The drop in Russian funds in Cypriot banks continues month after month but at the same time Cypriots seem to systematically deposit even a small amount, according to Central Bank of Cyprus recent data.
The state of play of the banking sector in Cyprus indicates that, firstly, depositors’ anxious insecurity after the shocking 2013 haircut is over. And cash is returning to the banks along with the ability of households and businesses to save a little. This ability has improved remarkably since 2016.
Secondly, the reduced presence of Russian depositors in Cypriot banks seems to be linked to international efforts to combat money laundering activity within the EU. Because Russian clients continuously close their accounts, total deposits fell by €1.1 billion within one year. And, compared to 2012, Russian deposits fell by €14.66 billion.
Thirdly, bankers are now tasked with the proper management of the fresh liquidity. In May, the banking system’s deposits over loans were higher by €10.4 billion, compared to €2.1 billion which was the case a year ago.

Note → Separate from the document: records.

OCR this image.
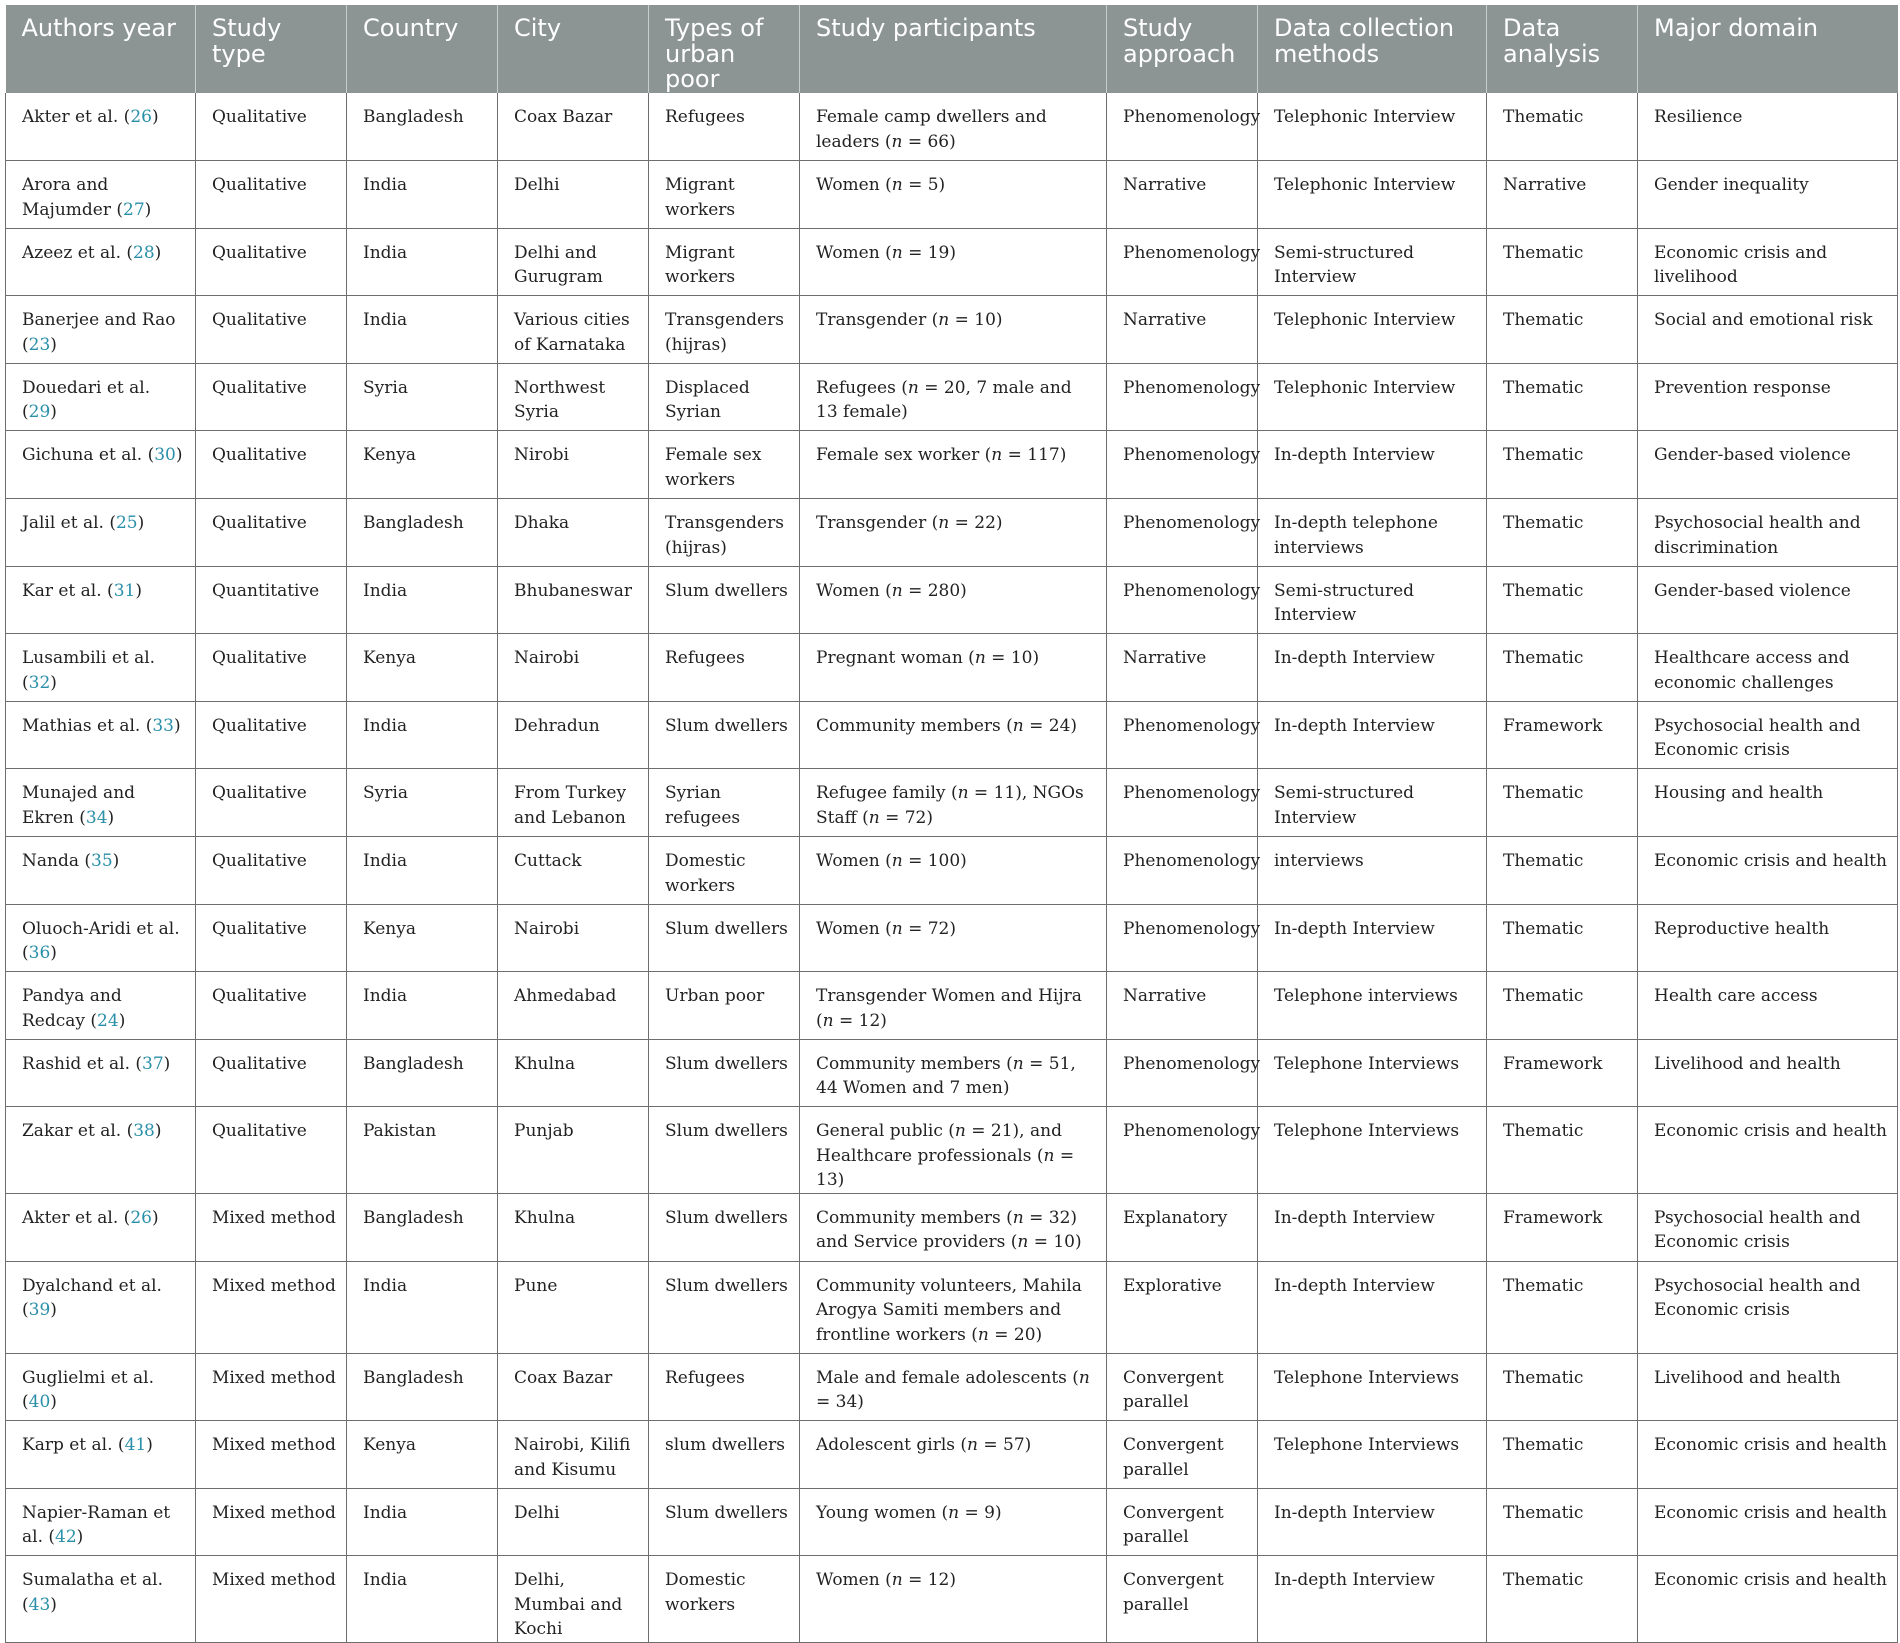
Authors year	Study type	Country	City	Types of urban poor	Study participants	Study approach	Data collection methods	Data analysis	Major domain
Akter et al. (26)	Qualitative	Bangladesh	Coax Bazar	Refugees	Female camp dwellers and leaders (n = 66)	Phenomenology	Telephonic Interview	Thematic	Resilience
Arora and Majumder (27)	Qualitative	India	Delhi	Migrant workers	Women (n = 5)	Narrative	Telephonic Interview	Narrative	Gender inequality
Azeez et al. (28)	Qualitative	India	Delhi and Gurugram	Migrant workers	Women (n = 19)	Phenomenology	Semi-structured Interview	Thematic	Economic crisis and livelihood
Banerjee and Rao (23)	Qualitative	India	Various cities of Karnataka	Transgenders (hijras)	Transgender (n = 10)	Narrative	Telephonic Interview	Thematic	Social and emotional risk
Douedari et al. (29)	Qualitative	Syria	Northwest Syria	Displaced Syrian	Refugees (n = 20, 7 male and 13 female)	Phenomenology	Telephonic Interview	Thematic	Prevention response
Gichuna et al. (30)	Qualitative	Kenya	Nirobi	Female sex workers	Female sex worker (n = 117)	Phenomenology	In-depth Interview	Thematic	Gender-based violence
Jalil et al. (25)	Qualitative	Bangladesh	Dhaka	Transgenders (hijras)	Transgender (n = 22)	Phenomenology	In-depth telephone interviews	Thematic	Psychosocial health and discrimination
Kar et al. (31)	Quantitative	India	Bhubaneswar	Slum dwellers	Women (n = 280)	Phenomenology	Semi-structured Interview	Thematic	Gender-based violence
Lusambili et al. (32)	Qualitative	Kenya	Nairobi	Refugees	Pregnant woman (n = 10)	Narrative	In-depth Interview	Thematic	Healthcare access and economic challenges
Mathias et al. (33)	Qualitative	India	Dehradun	Slum dwellers	Community members (n = 24)	Phenomenology	In-depth Interview	Framework	Psychosocial health and Economic crisis
Munajed and Ekren (34)	Qualitative	Syria	From Turkey and Lebanon	Syrian refugees	Refugee family (n = 11), NGOs Staff (n = 72)	Phenomenology	Semi-structured Interview	Thematic	Housing and health
Nanda (35)	Qualitative	India	Cuttack	Domestic workers	Women (n = 100)	Phenomenology	interviews	Thematic	Economic crisis and health
Oluoch-Aridi et al. (36)	Qualitative	Kenya	Nairobi	Slum dwellers	Women (n = 72)	Phenomenology	In-depth Interview	Thematic	Reproductive health
Pandya and Redcay (24)	Qualitative	India	Ahmedabad	Urban poor	Transgender Women and Hijra (n = 12)	Narrative	Telephone interviews	Thematic	Health care access
Rashid et al. (37)	Qualitative	Bangladesh	Khulna	Slum dwellers	Community members (n = 51, 44 Women and 7 men)	Phenomenology	Telephone Interviews	Framework	Livelihood and health
Zakar et al. (38)	Qualitative	Pakistan	Punjab	Slum dwellers	General public (n = 21), and Healthcare professionals (n = 13)	Phenomenology	Telephone Interviews	Thematic	Economic crisis and health
Akter et al. (26)	Mixed method	Bangladesh	Khulna	Slum dwellers	Community members (n = 32) and Service providers (n = 10)	Explanatory	In-depth Interview	Framework	Psychosocial health and Economic crisis
Dyalchand et al. (39)	Mixed method	India	Pune	Slum dwellers	Community volunteers, Mahila Arogya Samiti members and frontline workers (n = 20)	Explorative	In-depth Interview	Thematic	Psychosocial health and Economic crisis
Guglielmi et al. (40)	Mixed method	Bangladesh	Coax Bazar	Refugees	Male and female adolescents (n = 34)	Convergent parallel	Telephone Interviews	Thematic	Livelihood and health
Karp et al. (41)	Mixed method	Kenya	Nairobi, Kilifi and Kisumu	slum dwellers	Adolescent girls (n = 57)	Convergent parallel	Telephone Interviews	Thematic	Economic crisis and health
Napier-Raman et al. (42)	Mixed method	India	Delhi	Slum dwellers	Young women (n = 9)	Convergent parallel	In-depth Interview	Thematic	Economic crisis and health
Sumalatha et al. (43)	Mixed method	India	Delhi, Mumbai and Kochi	Domestic workers	Women (n = 12)	Convergent parallel	In-depth Interview	Thematic	Economic crisis and health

Reserved deposits, that is the difference between loans and deposits, is the highest recorded since April 2008. In fact, total deposits in May 2019 recorded a net increase of €688.3 million compared to a net increase of €236.9 million in April 2019.
The total balance in deposits in May 2019 reached €48.4 billion. Specifically, Cypriot households deposited €1.26 billion to banks over a four-year period starting from 2015, and €123 million within one year.
At the same time, deposits of Cypriot companies rose by €1.38 billion since 2015, remaining stable for a period of one year. A different picture is presented in deposits of insurance companies and pension funds where the fall within one year is €38 million. And from 2015, the fall is as high as €189 million.